Nicolas Sarkozy, from the Seychelles sun in the dock

Nicolas Sarkozy, from the Seychelles sun in the dock
Nicolas Sarkozy, from the Seychelles sun in the dock

A new trial for Nicolas Sarkozy: the former French president must answer from Monday and for four months, alongside three former ministers, to accusations of illegal financing of his 2007 campaign by Muammar Gaddafi’s Libya. The former head of state will be present for the opening of his trial at 1:30 p.m. before the court. Those around him say he is “combative” and “determined” to prove his innocence in the face of what he has always described as a “fable”.

He is accused, while he was Minister of the Interior, of having entered into a “corruption pact” at the end of 2005 with the wealthy Libyan dictator, so that he would “financially support” his accession to the French presidency. Tried for corruption, concealment of embezzlement of public funds, illegal campaign financing and criminal conspiracy, Sarkozy faces ten years in prison and a fine of 375,000 euros, as well as deprivation of civil rights (therefore ineligibility) of up to ‘at five years old.

“I am convinced of guilt” drawn from “hearings, witnesses, tracing of financial flows, elements of mutual assistance which were provided to us by 21 countries”, declared the financial prosecutor Jean-François Bohnert Monday morning on BFMTV/RMC. “Our work is not political work. We only have one compass, it is the law,” he added. This is the fifth trial in five years of the former right-wing president.

Sarkozy was sentenced at first instance and on appeal for illegal campaign financing to one year’s imprisonment, including six months under an electronic bracelet, an unprecedented sanction for a former head of state in . He filed an appeal before the Court of Cassation in this case linked to excessive spending during his lost presidential campaign in 2012. The ex-president does not yet wear an electronic bracelet, it could take several weeks. Which allowed him to spend the Christmas holidays in the Seychelles with his wife Carla Bruni and their daughter Giulia.

“He will fight the artificial construction imagined by the prosecution. There is no Libyan financing of the campaign,” declared his lawyer, Me Christophe Ingrain. Sarkozy denies everything: for him, the Libyans’ accusations are only “revenge” explained by his active support for the Libyan rebels at the time of the Arab Spring which brought down Gaddafi, killed in October 2011. The prosecution believes that the “corruption pact” was established in the fall of 2005 in Tripoli, under the tent of Muammar Gaddafi, known for being very generous with his foreign visitors.

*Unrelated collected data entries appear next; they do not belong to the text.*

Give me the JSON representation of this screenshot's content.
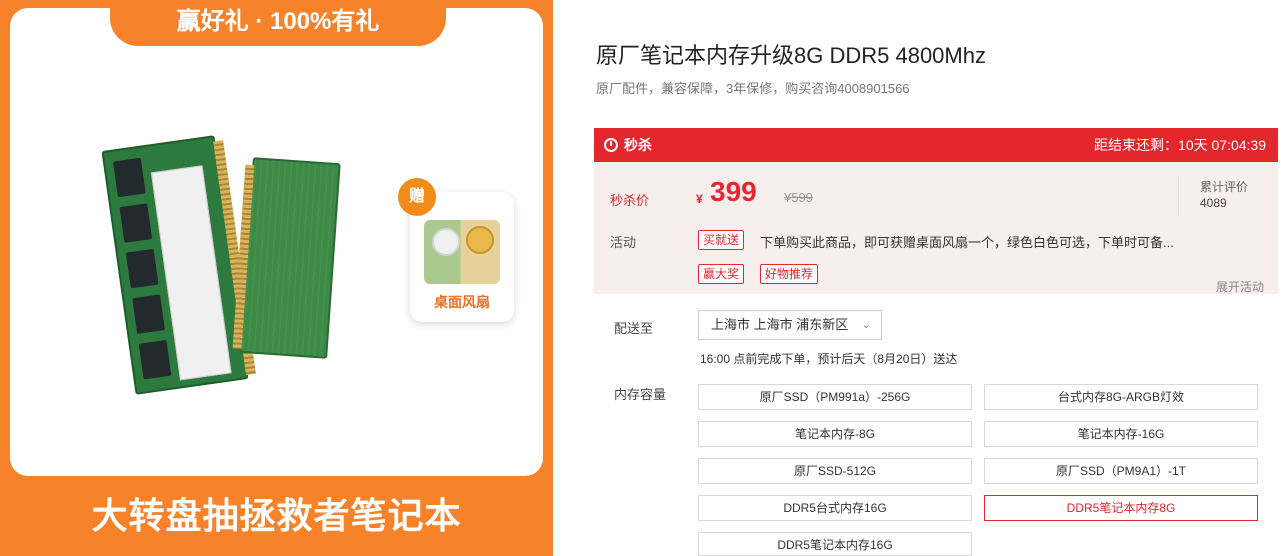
{
  "promo": {
    "top_banner": "赢好礼 · 100%有礼",
    "bottom_banner": "大转盘抽拯救者笔记本",
    "gift_badge": "赠",
    "gift_label": "桌面风扇"
  },
  "product": {
    "title": "原厂笔记本内存升级8G DDR5 4800Mhz",
    "subtitle": "原厂配件，兼容保障，3年保修，购买咨询4008901566"
  },
  "flash_sale": {
    "label": "秒杀",
    "countdown": "距结束还剩：10天 07:04:39"
  },
  "price": {
    "label": "秒杀价",
    "currency": "¥",
    "current": "399",
    "original": "¥599",
    "review_label": "累计评价",
    "review_count": "4089"
  },
  "activity": {
    "label": "活动",
    "tags": [
      "买就送",
      "赢大奖",
      "好物推荐"
    ],
    "text": "下单购买此商品，即可获赠桌面风扇一个，绿色白色可选，下单时可备...",
    "expand": "展开活动"
  },
  "shipping": {
    "label": "配送至",
    "address": "上海市  上海市  浦东新区",
    "delivery": "16:00 点前完成下单，预计后天（8月20日）送达"
  },
  "capacity": {
    "label": "内存容量",
    "options": [
      "原厂SSD（PM991a）-256G",
      "台式内存8G-ARGB灯效",
      "笔记本内存-8G",
      "笔记本内存-16G",
      "原厂SSD-512G",
      "原厂SSD（PM9A1）-1T",
      "DDR5台式内存16G",
      "DDR5笔记本内存8G",
      "DDR5笔记本内存16G"
    ],
    "selected": "DDR5笔记本内存8G"
  },
  "colors": {
    "accent_red": "#e4262d",
    "promo_orange": "#f6822a"
  }
}
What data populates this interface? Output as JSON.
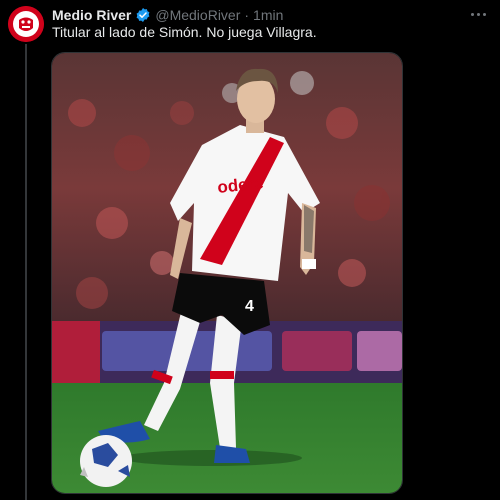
{
  "tweet": {
    "author_name": "Medio River",
    "handle": "@MedioRiver",
    "separator": "·",
    "time": "1min",
    "text": "Titular al lado de Simón. No juega Villagra.",
    "jersey_sponsor": "odere",
    "shorts_number": "4"
  },
  "icons": {
    "verified": "verified-badge-icon",
    "more": "more-dots-icon",
    "avatar": "club-logo-avatar"
  },
  "colors": {
    "background": "#000000",
    "text": "#e7e9ea",
    "muted": "#71767b",
    "verified": "#1d9bf0",
    "brand_red": "#d0021b"
  }
}
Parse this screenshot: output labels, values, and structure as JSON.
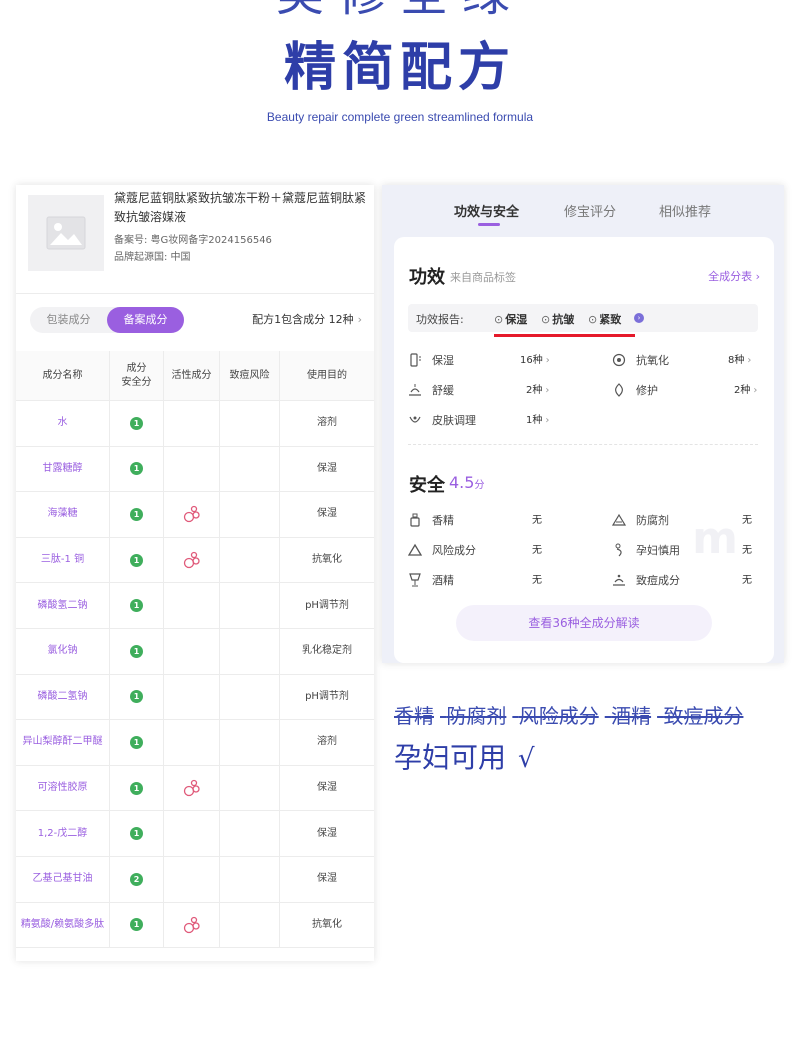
{
  "hero": {
    "top_text": "美修全绿",
    "title": "精简配方",
    "subtitle": "Beauty repair complete green streamlined formula"
  },
  "product": {
    "name": "黛蔻尼蓝铜肽紧致抗皱冻干粉＋黛蔻尼蓝铜肽紧致抗皱溶媒液",
    "registration": "备案号: 粤G妆网备字2024156546",
    "origin": "品牌起源国: 中国",
    "image_icon": "image-placeholder-icon"
  },
  "segment": {
    "items": [
      "包装成分",
      "备案成分"
    ],
    "active_index": 1,
    "formula_info": "配方1包含成分 12种",
    "chevron": "›"
  },
  "table": {
    "headers": [
      "成分名称",
      "成分\n安全分",
      "活性成分",
      "致痘风险",
      "使用目的"
    ],
    "rows": [
      {
        "name": "水",
        "score": "1",
        "active": false,
        "acne": "",
        "purpose": "溶剂"
      },
      {
        "name": "甘露糖醇",
        "score": "1",
        "active": false,
        "acne": "",
        "purpose": "保湿"
      },
      {
        "name": "海藻糖",
        "score": "1",
        "active": true,
        "acne": "",
        "purpose": "保湿"
      },
      {
        "name": "三肽-1 铜",
        "score": "1",
        "active": true,
        "acne": "",
        "purpose": "抗氧化"
      },
      {
        "name": "磷酸氢二钠",
        "score": "1",
        "active": false,
        "acne": "",
        "purpose": "pH调节剂"
      },
      {
        "name": "氯化钠",
        "score": "1",
        "active": false,
        "acne": "",
        "purpose": "乳化稳定剂"
      },
      {
        "name": "磷酸二氢钠",
        "score": "1",
        "active": false,
        "acne": "",
        "purpose": "pH调节剂"
      },
      {
        "name": "异山梨醇酐二甲醚",
        "score": "1",
        "active": false,
        "acne": "",
        "purpose": "溶剂"
      },
      {
        "name": "可溶性胶原",
        "score": "1",
        "active": true,
        "acne": "",
        "purpose": "保湿"
      },
      {
        "name": "1,2-戊二醇",
        "score": "1",
        "active": false,
        "acne": "",
        "purpose": "保湿"
      },
      {
        "name": "乙基己基甘油",
        "score": "2",
        "active": false,
        "acne": "",
        "purpose": "保湿"
      },
      {
        "name": "精氨酸/赖氨酸多肽",
        "score": "1",
        "active": true,
        "acne": "",
        "purpose": "抗氧化"
      }
    ]
  },
  "right": {
    "tabs": [
      "功效与安全",
      "修宝评分",
      "相似推荐"
    ],
    "active_tab": 0,
    "efficacy": {
      "title": "功效",
      "note": "来自商品标签",
      "all_link": "全成分表 ›",
      "report_label": "功效报告:",
      "report_items": [
        "保湿",
        "抗皱",
        "紧致"
      ],
      "report_check": "⊙",
      "report_more": "›",
      "items": [
        {
          "label": "保湿",
          "count": "16种",
          "icon": "moisture-icon"
        },
        {
          "label": "抗氧化",
          "count": "8种",
          "icon": "antioxidant-icon"
        },
        {
          "label": "舒缓",
          "count": "2种",
          "icon": "soothe-icon"
        },
        {
          "label": "修护",
          "count": "2种",
          "icon": "repair-icon"
        },
        {
          "label": "皮肤调理",
          "count": "1种",
          "icon": "skin-care-icon"
        }
      ],
      "chevron": "›"
    },
    "safety": {
      "title": "安全",
      "score": "4.5",
      "score_unit": "分",
      "items": [
        {
          "label": "香精",
          "value": "无",
          "icon": "fragrance-icon"
        },
        {
          "label": "防腐剂",
          "value": "无",
          "icon": "preservative-icon"
        },
        {
          "label": "风险成分",
          "value": "无",
          "icon": "risk-icon"
        },
        {
          "label": "孕妇慎用",
          "value": "无",
          "icon": "pregnancy-icon"
        },
        {
          "label": "酒精",
          "value": "无",
          "icon": "alcohol-icon"
        },
        {
          "label": "致痘成分",
          "value": "无",
          "icon": "acne-icon"
        }
      ]
    },
    "view_all": "查看36种全成分解读",
    "watermark": "m"
  },
  "annotation": {
    "struck": [
      "香精",
      "防腐剂",
      "风险成分",
      "酒精",
      "致痘成分"
    ],
    "pregnancy_ok": "孕妇可用",
    "tick": "√"
  },
  "colors": {
    "accent": "#9a5fe0",
    "brand_blue": "#2e3ea8",
    "badge_green": "#3fae5c",
    "active_pink": "#e05a7a",
    "strike_red": "#e5192a"
  }
}
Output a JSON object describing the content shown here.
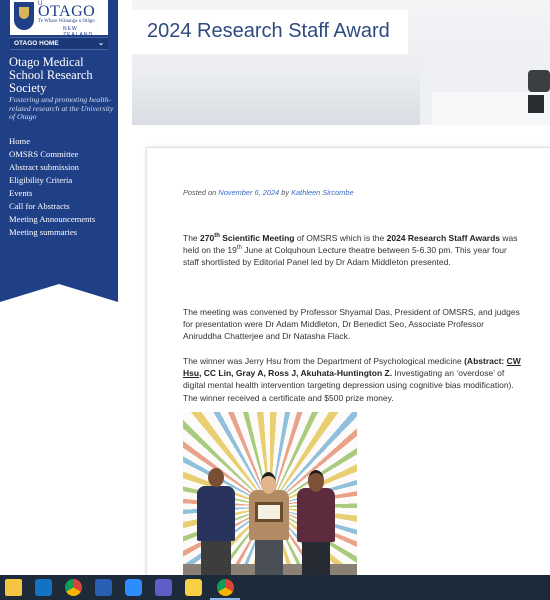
{
  "page": {
    "title": "2024 Research Staff Award"
  },
  "sidebar": {
    "logo": {
      "university": "OTAGO",
      "prefix": "U",
      "tagline": "Te Whare Wānanga o Otāgo",
      "country": "NEW ZEALAND"
    },
    "otago_home": "OTAGO HOME",
    "site_title": "Otago Medical School Research Society",
    "site_subtitle": "Fostering and promoting health-related research at the University of Otago",
    "nav": [
      {
        "label": "Home"
      },
      {
        "label": "OMSRS Committee"
      },
      {
        "label": "Abstract submission"
      },
      {
        "label": "Eligibility Criteria"
      },
      {
        "label": "Events"
      },
      {
        "label": "Call for Abstracts"
      },
      {
        "label": "Meeting Announcements"
      },
      {
        "label": "Meeting summaries"
      }
    ]
  },
  "post": {
    "posted_on": "Posted on",
    "date": "November 6, 2024",
    "by": "by",
    "author": "Kathleen Sircombe",
    "p1": {
      "a": "The ",
      "num": "270",
      "num_sup": "th",
      "b": " Scientific Meeting",
      "c": " of OMSRS which is the ",
      "d": "2024 Research Staff Awards",
      "e": " was held on the 19",
      "e_sup": "th",
      "f": " June at Colquhoun Lecture theatre between 5-6.30 pm. This year four staff shortlisted by Editorial Panel led by Dr Adam Middleton presented."
    },
    "p2": "The meeting was convened by Professor Shyamal Das, President of OMSRS, and judges for presentation were Dr Adam Middleton, Dr Benedict Seo, Associate Professor Aniruddha Chatterjee and Dr Natasha Flack.",
    "p3": {
      "a": "The winner was Jerry Hsu from the Department of Psychological medicine ",
      "b": "(Abstract: ",
      "c": "CW Hsu",
      "d": ", CC Lin, Gray A, Ross J, Akuhata-Huntington Z.",
      "e": " Investigating an ‘overdose’ of digital mental health intervention targeting depression using  cognitive bias modification). The winner received a certificate and $500 prize money."
    }
  },
  "taskbar": {
    "icons": [
      "file-explorer",
      "outlook",
      "chrome",
      "word",
      "zoom",
      "teams",
      "sticky-notes",
      "chrome"
    ],
    "colors": {
      "background": "#1c2a3a",
      "accent": "#8fb6e8"
    }
  },
  "colors": {
    "sidebar": "#1f3f86",
    "title_text": "#2e4a80",
    "link": "#3a6cc2"
  }
}
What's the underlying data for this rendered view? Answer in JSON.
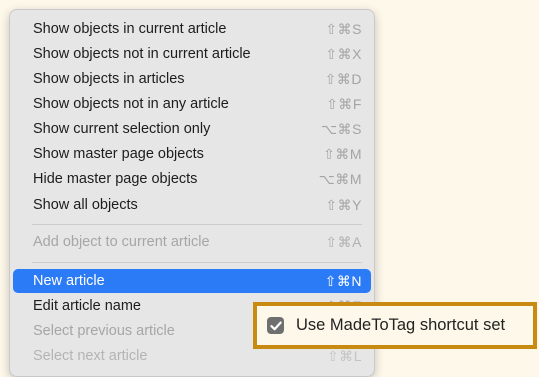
{
  "menu": {
    "items": [
      {
        "label": "Show objects in current article",
        "shortcut": "⇧⌘S"
      },
      {
        "label": "Show objects not in current article",
        "shortcut": "⇧⌘X"
      },
      {
        "label": "Show objects in articles",
        "shortcut": "⇧⌘D"
      },
      {
        "label": "Show objects not in any article",
        "shortcut": "⇧⌘F"
      },
      {
        "label": "Show current selection only",
        "shortcut": "⌥⌘S"
      },
      {
        "label": "Show master page objects",
        "shortcut": "⇧⌘M"
      },
      {
        "label": "Hide master page objects",
        "shortcut": "⌥⌘M"
      },
      {
        "label": "Show all objects",
        "shortcut": "⇧⌘Y"
      },
      {
        "label": "Add object to current article",
        "shortcut": "⇧⌘A"
      },
      {
        "label": "New article",
        "shortcut": "⇧⌘N"
      },
      {
        "label": "Edit article name",
        "shortcut": "⇧⌘E"
      },
      {
        "label": "Select previous article",
        "shortcut": ""
      },
      {
        "label": "Select next article",
        "shortcut": "⇧⌘L"
      }
    ]
  },
  "option": {
    "label": "Use MadeToTag shortcut set",
    "checked": true
  },
  "colors": {
    "highlight": "#2b7bf6",
    "frame": "#c98a12"
  }
}
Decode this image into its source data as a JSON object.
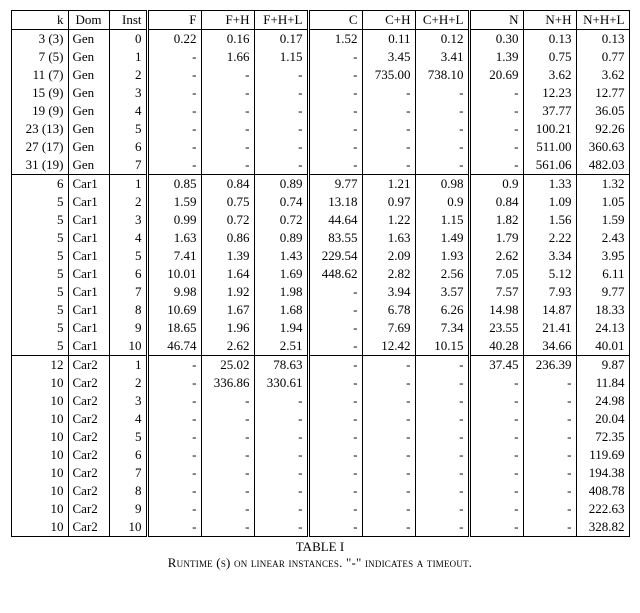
{
  "headers": {
    "k": "k",
    "dom": "Dom",
    "inst": "Inst",
    "F": "F",
    "FH": "F+H",
    "FHL": "F+H+L",
    "C": "C",
    "CH": "C+H",
    "CHL": "C+H+L",
    "N": "N",
    "NH": "N+H",
    "NHL": "N+H+L"
  },
  "caption_line1": "TABLE I",
  "caption_line2": "Runtime (s) on linear instances. \"-\" indicates a timeout.",
  "groups": [
    {
      "rows": [
        {
          "k": "3 (3)",
          "dom": "Gen",
          "inst": "0",
          "F": "0.22",
          "FH": "0.16",
          "FHL": "0.17",
          "C": "1.52",
          "CH": "0.11",
          "CHL": "0.12",
          "N": "0.30",
          "NH": "0.13",
          "NHL": "0.13"
        },
        {
          "k": "7 (5)",
          "dom": "Gen",
          "inst": "1",
          "F": "-",
          "FH": "1.66",
          "FHL": "1.15",
          "C": "-",
          "CH": "3.45",
          "CHL": "3.41",
          "N": "1.39",
          "NH": "0.75",
          "NHL": "0.77"
        },
        {
          "k": "11 (7)",
          "dom": "Gen",
          "inst": "2",
          "F": "-",
          "FH": "-",
          "FHL": "-",
          "C": "-",
          "CH": "735.00",
          "CHL": "738.10",
          "N": "20.69",
          "NH": "3.62",
          "NHL": "3.62"
        },
        {
          "k": "15 (9)",
          "dom": "Gen",
          "inst": "3",
          "F": "-",
          "FH": "-",
          "FHL": "-",
          "C": "-",
          "CH": "-",
          "CHL": "-",
          "N": "-",
          "NH": "12.23",
          "NHL": "12.77"
        },
        {
          "k": "19 (9)",
          "dom": "Gen",
          "inst": "4",
          "F": "-",
          "FH": "-",
          "FHL": "-",
          "C": "-",
          "CH": "-",
          "CHL": "-",
          "N": "-",
          "NH": "37.77",
          "NHL": "36.05"
        },
        {
          "k": "23 (13)",
          "dom": "Gen",
          "inst": "5",
          "F": "-",
          "FH": "-",
          "FHL": "-",
          "C": "-",
          "CH": "-",
          "CHL": "-",
          "N": "-",
          "NH": "100.21",
          "NHL": "92.26"
        },
        {
          "k": "27 (17)",
          "dom": "Gen",
          "inst": "6",
          "F": "-",
          "FH": "-",
          "FHL": "-",
          "C": "-",
          "CH": "-",
          "CHL": "-",
          "N": "-",
          "NH": "511.00",
          "NHL": "360.63"
        },
        {
          "k": "31 (19)",
          "dom": "Gen",
          "inst": "7",
          "F": "-",
          "FH": "-",
          "FHL": "-",
          "C": "-",
          "CH": "-",
          "CHL": "-",
          "N": "-",
          "NH": "561.06",
          "NHL": "482.03"
        }
      ]
    },
    {
      "rows": [
        {
          "k": "6",
          "dom": "Car1",
          "inst": "1",
          "F": "0.85",
          "FH": "0.84",
          "FHL": "0.89",
          "C": "9.77",
          "CH": "1.21",
          "CHL": "0.98",
          "N": "0.9",
          "NH": "1.33",
          "NHL": "1.32"
        },
        {
          "k": "5",
          "dom": "Car1",
          "inst": "2",
          "F": "1.59",
          "FH": "0.75",
          "FHL": "0.74",
          "C": "13.18",
          "CH": "0.97",
          "CHL": "0.9",
          "N": "0.84",
          "NH": "1.09",
          "NHL": "1.05"
        },
        {
          "k": "5",
          "dom": "Car1",
          "inst": "3",
          "F": "0.99",
          "FH": "0.72",
          "FHL": "0.72",
          "C": "44.64",
          "CH": "1.22",
          "CHL": "1.15",
          "N": "1.82",
          "NH": "1.56",
          "NHL": "1.59"
        },
        {
          "k": "5",
          "dom": "Car1",
          "inst": "4",
          "F": "1.63",
          "FH": "0.86",
          "FHL": "0.89",
          "C": "83.55",
          "CH": "1.63",
          "CHL": "1.49",
          "N": "1.79",
          "NH": "2.22",
          "NHL": "2.43"
        },
        {
          "k": "5",
          "dom": "Car1",
          "inst": "5",
          "F": "7.41",
          "FH": "1.39",
          "FHL": "1.43",
          "C": "229.54",
          "CH": "2.09",
          "CHL": "1.93",
          "N": "2.62",
          "NH": "3.34",
          "NHL": "3.95"
        },
        {
          "k": "5",
          "dom": "Car1",
          "inst": "6",
          "F": "10.01",
          "FH": "1.64",
          "FHL": "1.69",
          "C": "448.62",
          "CH": "2.82",
          "CHL": "2.56",
          "N": "7.05",
          "NH": "5.12",
          "NHL": "6.11"
        },
        {
          "k": "5",
          "dom": "Car1",
          "inst": "7",
          "F": "9.98",
          "FH": "1.92",
          "FHL": "1.98",
          "C": "-",
          "CH": "3.94",
          "CHL": "3.57",
          "N": "7.57",
          "NH": "7.93",
          "NHL": "9.77"
        },
        {
          "k": "5",
          "dom": "Car1",
          "inst": "8",
          "F": "10.69",
          "FH": "1.67",
          "FHL": "1.68",
          "C": "-",
          "CH": "6.78",
          "CHL": "6.26",
          "N": "14.98",
          "NH": "14.87",
          "NHL": "18.33"
        },
        {
          "k": "5",
          "dom": "Car1",
          "inst": "9",
          "F": "18.65",
          "FH": "1.96",
          "FHL": "1.94",
          "C": "-",
          "CH": "7.69",
          "CHL": "7.34",
          "N": "23.55",
          "NH": "21.41",
          "NHL": "24.13"
        },
        {
          "k": "5",
          "dom": "Car1",
          "inst": "10",
          "F": "46.74",
          "FH": "2.62",
          "FHL": "2.51",
          "C": "-",
          "CH": "12.42",
          "CHL": "10.15",
          "N": "40.28",
          "NH": "34.66",
          "NHL": "40.01"
        }
      ]
    },
    {
      "rows": [
        {
          "k": "12",
          "dom": "Car2",
          "inst": "1",
          "F": "-",
          "FH": "25.02",
          "FHL": "78.63",
          "C": "-",
          "CH": "-",
          "CHL": "-",
          "N": "37.45",
          "NH": "236.39",
          "NHL": "9.87"
        },
        {
          "k": "10",
          "dom": "Car2",
          "inst": "2",
          "F": "-",
          "FH": "336.86",
          "FHL": "330.61",
          "C": "-",
          "CH": "-",
          "CHL": "-",
          "N": "-",
          "NH": "-",
          "NHL": "11.84"
        },
        {
          "k": "10",
          "dom": "Car2",
          "inst": "3",
          "F": "-",
          "FH": "-",
          "FHL": "-",
          "C": "-",
          "CH": "-",
          "CHL": "-",
          "N": "-",
          "NH": "-",
          "NHL": "24.98"
        },
        {
          "k": "10",
          "dom": "Car2",
          "inst": "4",
          "F": "-",
          "FH": "-",
          "FHL": "-",
          "C": "-",
          "CH": "-",
          "CHL": "-",
          "N": "-",
          "NH": "-",
          "NHL": "20.04"
        },
        {
          "k": "10",
          "dom": "Car2",
          "inst": "5",
          "F": "-",
          "FH": "-",
          "FHL": "-",
          "C": "-",
          "CH": "-",
          "CHL": "-",
          "N": "-",
          "NH": "-",
          "NHL": "72.35"
        },
        {
          "k": "10",
          "dom": "Car2",
          "inst": "6",
          "F": "-",
          "FH": "-",
          "FHL": "-",
          "C": "-",
          "CH": "-",
          "CHL": "-",
          "N": "-",
          "NH": "-",
          "NHL": "119.69"
        },
        {
          "k": "10",
          "dom": "Car2",
          "inst": "7",
          "F": "-",
          "FH": "-",
          "FHL": "-",
          "C": "-",
          "CH": "-",
          "CHL": "-",
          "N": "-",
          "NH": "-",
          "NHL": "194.38"
        },
        {
          "k": "10",
          "dom": "Car2",
          "inst": "8",
          "F": "-",
          "FH": "-",
          "FHL": "-",
          "C": "-",
          "CH": "-",
          "CHL": "-",
          "N": "-",
          "NH": "-",
          "NHL": "408.78"
        },
        {
          "k": "10",
          "dom": "Car2",
          "inst": "9",
          "F": "-",
          "FH": "-",
          "FHL": "-",
          "C": "-",
          "CH": "-",
          "CHL": "-",
          "N": "-",
          "NH": "-",
          "NHL": "222.63"
        },
        {
          "k": "10",
          "dom": "Car2",
          "inst": "10",
          "F": "-",
          "FH": "-",
          "FHL": "-",
          "C": "-",
          "CH": "-",
          "CHL": "-",
          "N": "-",
          "NH": "-",
          "NHL": "328.82"
        }
      ]
    }
  ]
}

Sarkozy was then an ambitious and highly publicized minister thinking about the presidential election. His visit to Libya was officially devoted to illegal immigration. The prosecution was unable to establish an exact total amount of the alleged financing. But after ten years of investigation, a “cluster of clues” convinced the investigating judges.

The supposed counterparts? First an international rehabilitation: Gaddafi will be welcomed with great fanfare in 2007 by Nicolas Sarkozy, newly elected president, during a controversial visit to Paris, the first in three decades. But also the signing of major contracts and a legal helping hand for Abdallah Senoussi, director of Libyan intelligence sentenced to life imprisonment for his role in the attack on the UTA DC-10 in 1989.